GASTKOMMENTAR
: Vom Wachhund zum Partner

■ Über neue Qualitäten im deutsch-türkischen Verhältnis

Die Parole von der deutsch-türkischen Freundschaft wurde in den letzten Tagen oft bemüht, so auch vom Kanzler in seiner gestrigen Bundestagsrede. In den Deutschlandtürken will der Kanzler eine Brücke zwischen den beiden Ländern sehen. Doch auch der Türkei ist es nicht entgangen, daß Leben und Eigentum ihrer Bürger in Deutschland nicht mehr uneingeschränkt geschützt sind und daß die Bundesregierung nicht viel tut, um die Fremdenfeindlichkeit im eigenen Land einzudämmen. Viele Türken fragen sich, ob man ihrer Germanophilie mit Turkophobie begegnet.

In den achtziger Jahren war die Türkei Schauplatz eklatanter Menschenrechtsverletzungen.
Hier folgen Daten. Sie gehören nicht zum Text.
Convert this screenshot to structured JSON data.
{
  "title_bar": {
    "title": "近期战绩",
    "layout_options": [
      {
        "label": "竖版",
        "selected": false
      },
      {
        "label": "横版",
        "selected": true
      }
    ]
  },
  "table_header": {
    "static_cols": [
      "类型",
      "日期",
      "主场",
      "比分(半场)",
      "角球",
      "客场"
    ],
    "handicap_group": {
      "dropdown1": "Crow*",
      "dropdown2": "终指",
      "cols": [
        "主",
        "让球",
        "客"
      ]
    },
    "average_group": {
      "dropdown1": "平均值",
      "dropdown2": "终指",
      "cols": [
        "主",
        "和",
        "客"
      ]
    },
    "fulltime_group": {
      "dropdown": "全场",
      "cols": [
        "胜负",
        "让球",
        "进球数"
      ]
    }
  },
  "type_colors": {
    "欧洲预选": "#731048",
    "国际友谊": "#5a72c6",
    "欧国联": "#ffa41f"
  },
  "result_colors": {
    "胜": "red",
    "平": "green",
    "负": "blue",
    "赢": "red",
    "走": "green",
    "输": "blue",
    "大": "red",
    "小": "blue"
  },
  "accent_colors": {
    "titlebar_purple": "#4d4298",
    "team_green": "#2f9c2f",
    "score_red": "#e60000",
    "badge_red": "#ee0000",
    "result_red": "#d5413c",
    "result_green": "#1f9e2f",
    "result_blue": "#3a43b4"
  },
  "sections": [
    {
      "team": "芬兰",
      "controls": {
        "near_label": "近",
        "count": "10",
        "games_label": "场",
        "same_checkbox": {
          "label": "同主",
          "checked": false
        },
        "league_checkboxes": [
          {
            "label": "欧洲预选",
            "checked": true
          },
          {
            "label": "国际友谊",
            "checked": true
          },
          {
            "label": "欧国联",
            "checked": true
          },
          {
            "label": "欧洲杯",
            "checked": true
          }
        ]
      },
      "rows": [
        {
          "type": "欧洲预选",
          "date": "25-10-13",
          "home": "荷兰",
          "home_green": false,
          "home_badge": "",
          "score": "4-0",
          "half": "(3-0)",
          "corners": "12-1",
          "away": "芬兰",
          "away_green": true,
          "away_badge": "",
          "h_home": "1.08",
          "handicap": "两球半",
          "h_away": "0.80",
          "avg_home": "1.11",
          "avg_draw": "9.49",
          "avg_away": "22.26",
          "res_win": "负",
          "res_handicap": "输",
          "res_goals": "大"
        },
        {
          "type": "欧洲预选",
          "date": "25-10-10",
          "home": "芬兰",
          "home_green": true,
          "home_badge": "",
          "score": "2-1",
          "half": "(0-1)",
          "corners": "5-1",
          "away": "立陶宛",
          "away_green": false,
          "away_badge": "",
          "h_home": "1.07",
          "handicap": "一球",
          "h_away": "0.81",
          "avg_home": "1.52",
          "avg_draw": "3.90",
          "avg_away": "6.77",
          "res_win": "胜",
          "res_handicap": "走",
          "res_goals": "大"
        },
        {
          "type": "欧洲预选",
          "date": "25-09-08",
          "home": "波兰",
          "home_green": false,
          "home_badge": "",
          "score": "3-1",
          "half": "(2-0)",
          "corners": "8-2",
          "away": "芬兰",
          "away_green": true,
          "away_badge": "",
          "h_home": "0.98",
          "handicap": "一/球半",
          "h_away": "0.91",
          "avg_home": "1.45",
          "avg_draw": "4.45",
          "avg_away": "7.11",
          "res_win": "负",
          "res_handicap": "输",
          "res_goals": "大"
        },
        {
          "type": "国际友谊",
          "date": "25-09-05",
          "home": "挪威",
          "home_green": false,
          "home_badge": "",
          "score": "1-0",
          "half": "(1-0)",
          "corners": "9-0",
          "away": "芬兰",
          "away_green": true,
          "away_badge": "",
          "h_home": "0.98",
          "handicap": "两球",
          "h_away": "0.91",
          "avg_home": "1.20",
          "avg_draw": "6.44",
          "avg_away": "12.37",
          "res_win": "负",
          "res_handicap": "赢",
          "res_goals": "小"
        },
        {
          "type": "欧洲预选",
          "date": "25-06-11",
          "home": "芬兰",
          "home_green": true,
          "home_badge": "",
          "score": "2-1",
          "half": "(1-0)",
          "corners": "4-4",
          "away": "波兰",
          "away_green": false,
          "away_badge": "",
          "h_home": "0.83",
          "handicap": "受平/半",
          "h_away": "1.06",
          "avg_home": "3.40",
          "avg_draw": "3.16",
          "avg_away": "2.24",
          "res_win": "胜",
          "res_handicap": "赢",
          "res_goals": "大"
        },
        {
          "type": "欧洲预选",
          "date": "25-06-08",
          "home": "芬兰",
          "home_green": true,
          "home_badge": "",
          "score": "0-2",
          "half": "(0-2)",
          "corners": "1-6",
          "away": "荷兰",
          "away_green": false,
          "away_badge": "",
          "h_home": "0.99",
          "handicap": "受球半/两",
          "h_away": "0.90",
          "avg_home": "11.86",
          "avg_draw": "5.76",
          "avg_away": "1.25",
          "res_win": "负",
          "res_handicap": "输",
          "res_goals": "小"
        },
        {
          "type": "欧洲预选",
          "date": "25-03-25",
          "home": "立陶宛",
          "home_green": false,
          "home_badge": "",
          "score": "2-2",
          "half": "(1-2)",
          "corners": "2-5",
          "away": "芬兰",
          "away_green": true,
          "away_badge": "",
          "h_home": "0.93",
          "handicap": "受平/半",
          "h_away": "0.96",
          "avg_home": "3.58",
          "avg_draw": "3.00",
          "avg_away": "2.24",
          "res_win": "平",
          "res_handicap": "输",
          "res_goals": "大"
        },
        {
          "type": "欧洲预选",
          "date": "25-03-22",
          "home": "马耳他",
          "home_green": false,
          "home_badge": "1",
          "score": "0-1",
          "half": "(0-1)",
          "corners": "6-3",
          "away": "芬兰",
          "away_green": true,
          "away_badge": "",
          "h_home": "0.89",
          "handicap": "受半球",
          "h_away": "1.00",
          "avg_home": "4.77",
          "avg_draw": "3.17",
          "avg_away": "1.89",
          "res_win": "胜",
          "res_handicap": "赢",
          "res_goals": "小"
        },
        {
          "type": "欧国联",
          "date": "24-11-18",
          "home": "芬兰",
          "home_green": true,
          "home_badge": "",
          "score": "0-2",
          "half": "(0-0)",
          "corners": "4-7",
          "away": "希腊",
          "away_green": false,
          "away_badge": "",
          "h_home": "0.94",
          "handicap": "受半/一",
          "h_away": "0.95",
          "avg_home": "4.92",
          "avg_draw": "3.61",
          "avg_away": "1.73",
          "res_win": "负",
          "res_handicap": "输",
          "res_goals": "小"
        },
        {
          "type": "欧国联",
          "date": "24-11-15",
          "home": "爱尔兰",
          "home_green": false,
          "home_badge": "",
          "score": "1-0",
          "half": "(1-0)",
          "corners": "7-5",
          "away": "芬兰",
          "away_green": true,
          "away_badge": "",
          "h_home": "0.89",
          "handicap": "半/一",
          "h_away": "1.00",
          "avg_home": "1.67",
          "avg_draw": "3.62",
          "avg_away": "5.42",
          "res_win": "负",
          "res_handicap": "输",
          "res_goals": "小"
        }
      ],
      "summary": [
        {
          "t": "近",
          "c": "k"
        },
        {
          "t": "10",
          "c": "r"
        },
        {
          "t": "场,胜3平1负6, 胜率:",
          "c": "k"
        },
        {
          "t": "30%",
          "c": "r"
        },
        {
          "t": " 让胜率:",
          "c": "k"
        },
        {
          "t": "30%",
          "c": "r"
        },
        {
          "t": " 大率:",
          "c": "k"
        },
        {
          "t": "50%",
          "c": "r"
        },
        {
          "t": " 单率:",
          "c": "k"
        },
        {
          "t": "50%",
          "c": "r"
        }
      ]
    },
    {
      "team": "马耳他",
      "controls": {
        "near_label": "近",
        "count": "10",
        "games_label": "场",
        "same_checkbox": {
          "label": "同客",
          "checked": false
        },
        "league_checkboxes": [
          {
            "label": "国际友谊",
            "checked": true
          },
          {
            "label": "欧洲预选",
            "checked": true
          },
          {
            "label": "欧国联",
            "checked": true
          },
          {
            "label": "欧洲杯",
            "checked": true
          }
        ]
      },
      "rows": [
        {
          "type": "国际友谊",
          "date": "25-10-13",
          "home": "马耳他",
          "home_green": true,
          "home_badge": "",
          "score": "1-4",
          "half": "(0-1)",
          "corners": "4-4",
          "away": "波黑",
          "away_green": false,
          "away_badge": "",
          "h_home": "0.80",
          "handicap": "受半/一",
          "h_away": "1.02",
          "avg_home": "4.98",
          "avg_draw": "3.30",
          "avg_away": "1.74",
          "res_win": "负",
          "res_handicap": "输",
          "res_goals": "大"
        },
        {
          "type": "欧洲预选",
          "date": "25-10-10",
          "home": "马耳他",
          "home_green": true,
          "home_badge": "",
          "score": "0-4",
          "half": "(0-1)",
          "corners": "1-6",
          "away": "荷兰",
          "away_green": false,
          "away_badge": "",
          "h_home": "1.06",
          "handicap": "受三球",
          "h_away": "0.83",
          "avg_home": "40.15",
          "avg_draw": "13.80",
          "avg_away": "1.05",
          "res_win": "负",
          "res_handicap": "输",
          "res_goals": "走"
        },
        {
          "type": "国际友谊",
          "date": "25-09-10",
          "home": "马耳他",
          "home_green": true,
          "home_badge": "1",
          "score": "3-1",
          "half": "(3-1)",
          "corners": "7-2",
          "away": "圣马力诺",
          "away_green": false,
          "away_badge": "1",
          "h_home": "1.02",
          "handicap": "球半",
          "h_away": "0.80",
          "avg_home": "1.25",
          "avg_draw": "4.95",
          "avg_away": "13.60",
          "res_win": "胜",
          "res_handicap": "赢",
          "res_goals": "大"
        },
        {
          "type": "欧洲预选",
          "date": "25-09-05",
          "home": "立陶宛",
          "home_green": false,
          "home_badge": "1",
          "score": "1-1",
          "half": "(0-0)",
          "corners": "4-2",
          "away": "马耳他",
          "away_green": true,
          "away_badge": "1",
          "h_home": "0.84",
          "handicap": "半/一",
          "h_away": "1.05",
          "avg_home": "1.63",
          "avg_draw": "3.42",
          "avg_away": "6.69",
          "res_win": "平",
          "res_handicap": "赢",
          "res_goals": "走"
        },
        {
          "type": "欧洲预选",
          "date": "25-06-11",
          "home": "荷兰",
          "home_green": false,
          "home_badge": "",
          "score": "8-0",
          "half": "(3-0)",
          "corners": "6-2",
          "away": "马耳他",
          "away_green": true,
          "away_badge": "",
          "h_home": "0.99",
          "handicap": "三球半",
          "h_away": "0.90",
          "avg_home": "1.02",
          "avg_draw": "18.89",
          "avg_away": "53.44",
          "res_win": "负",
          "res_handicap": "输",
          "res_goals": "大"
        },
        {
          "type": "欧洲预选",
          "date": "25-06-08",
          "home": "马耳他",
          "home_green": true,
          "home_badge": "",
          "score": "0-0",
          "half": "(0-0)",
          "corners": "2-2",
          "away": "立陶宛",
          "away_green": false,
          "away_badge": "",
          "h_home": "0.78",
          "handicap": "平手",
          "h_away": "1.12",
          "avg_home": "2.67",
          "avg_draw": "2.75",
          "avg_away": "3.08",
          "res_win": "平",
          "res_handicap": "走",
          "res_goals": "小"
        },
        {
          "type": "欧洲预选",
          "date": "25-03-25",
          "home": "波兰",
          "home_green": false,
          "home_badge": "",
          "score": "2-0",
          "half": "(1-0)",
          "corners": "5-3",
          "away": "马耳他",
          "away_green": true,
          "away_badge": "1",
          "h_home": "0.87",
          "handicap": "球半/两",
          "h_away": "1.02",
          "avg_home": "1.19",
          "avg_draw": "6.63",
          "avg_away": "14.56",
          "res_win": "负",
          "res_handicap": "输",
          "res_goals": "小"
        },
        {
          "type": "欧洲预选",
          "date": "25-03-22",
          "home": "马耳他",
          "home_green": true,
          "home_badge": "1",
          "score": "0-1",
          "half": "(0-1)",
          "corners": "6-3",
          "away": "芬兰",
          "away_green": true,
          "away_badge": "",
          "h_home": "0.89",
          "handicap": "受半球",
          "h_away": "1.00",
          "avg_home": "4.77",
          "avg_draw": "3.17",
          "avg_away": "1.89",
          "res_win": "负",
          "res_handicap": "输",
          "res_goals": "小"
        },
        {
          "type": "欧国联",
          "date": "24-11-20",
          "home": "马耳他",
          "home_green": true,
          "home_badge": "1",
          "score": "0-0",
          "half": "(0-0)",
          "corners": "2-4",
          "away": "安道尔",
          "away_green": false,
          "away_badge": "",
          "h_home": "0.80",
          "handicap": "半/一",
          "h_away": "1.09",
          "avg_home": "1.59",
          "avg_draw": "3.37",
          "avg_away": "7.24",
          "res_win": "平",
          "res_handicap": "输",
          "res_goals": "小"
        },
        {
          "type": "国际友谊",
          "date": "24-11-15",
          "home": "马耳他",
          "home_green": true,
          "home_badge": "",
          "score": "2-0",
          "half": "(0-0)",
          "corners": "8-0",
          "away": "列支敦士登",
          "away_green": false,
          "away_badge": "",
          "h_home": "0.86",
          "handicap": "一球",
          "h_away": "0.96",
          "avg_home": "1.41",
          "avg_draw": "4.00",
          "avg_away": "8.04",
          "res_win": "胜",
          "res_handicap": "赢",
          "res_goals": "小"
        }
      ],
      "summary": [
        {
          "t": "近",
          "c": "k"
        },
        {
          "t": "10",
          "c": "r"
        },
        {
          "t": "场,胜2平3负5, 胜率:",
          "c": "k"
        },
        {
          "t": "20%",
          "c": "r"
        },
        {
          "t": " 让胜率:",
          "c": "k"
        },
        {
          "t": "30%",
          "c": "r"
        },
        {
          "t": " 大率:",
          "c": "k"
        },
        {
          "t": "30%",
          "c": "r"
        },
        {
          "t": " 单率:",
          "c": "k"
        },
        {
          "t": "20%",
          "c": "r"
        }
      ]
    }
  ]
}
Deutschland stand der Türkei mit Material und Wissen zur Seite, als Menschen, Türken wie Kurden, willkürlich verhaftet und gefoltert wurden. Ist es nicht verwunderlich, daß der Zorn der deutschen Außenpolitik jetzt gerade eine türkische Regierung trifft, die zum ersten Mal in der jüngsten türkischen Geschichte eine Regierung des nationalen Konsens darstellt, bestehend aus Konservativen und Sozialdemokraten? Hat die deutsche Regierung etwa die Liberalisierungspolitik der Regierung Demirel unterstützt, wie der Kanzler in seiner Rede behauptet? Hat man überhaupt wahrgenommen, daß Foltergefängnisse geschlossen wurden? Daß wieder kurdische Tageszeitungen erscheinen? Natürlich ist das alles nur ein Anfang auf dem Weg zum Rechtsstaat. Die deutsche Regierung aber hat sich mit ihrer ungewöhnlich scharfen und einseitigen Verurteilung der Türkei offensichtlich international isoliert und sucht jetzt moderatere Töne.

Die deutsche Außenpolitik insgesamt scheint aus den Fugen zu geraten. Um Souveränität zu demonstrieren, maßregelt Kohl den jüdischen Weltkongreß. Deutschlands Partnern entgeht nicht, daß deutsche Politik im Osten darauf abzielt, größere Staatengebilde in kleine kaum lebensfähige Einheiten aufzulösen. Deutschland will nach Osten hin dominieren, und das einzige Land, das längerfristig in dieser Region Konkurrent sein könnte, ist die Türkei. Der Verlust von Bauaufträgen in Rußland an türkische Firmen hatte Signalwirkung.

Der Kanzler hat in seiner Rede betont, daß wirtschaftliche Stabilität und demokratische Verhältnisse in der Türkei für die Region von großer Bedeutung sind. Gewöhnen muß man sich hierzulande dann aber auch an einen selbstbewußteren Partner Türkei, der der Rolle eines Wachhundes an der Nato-Flanke entwachsen ist. Zafer Șenocak

Der Autor ist Mitherausgeber der Kulturzeitschrift 'Sirene‘.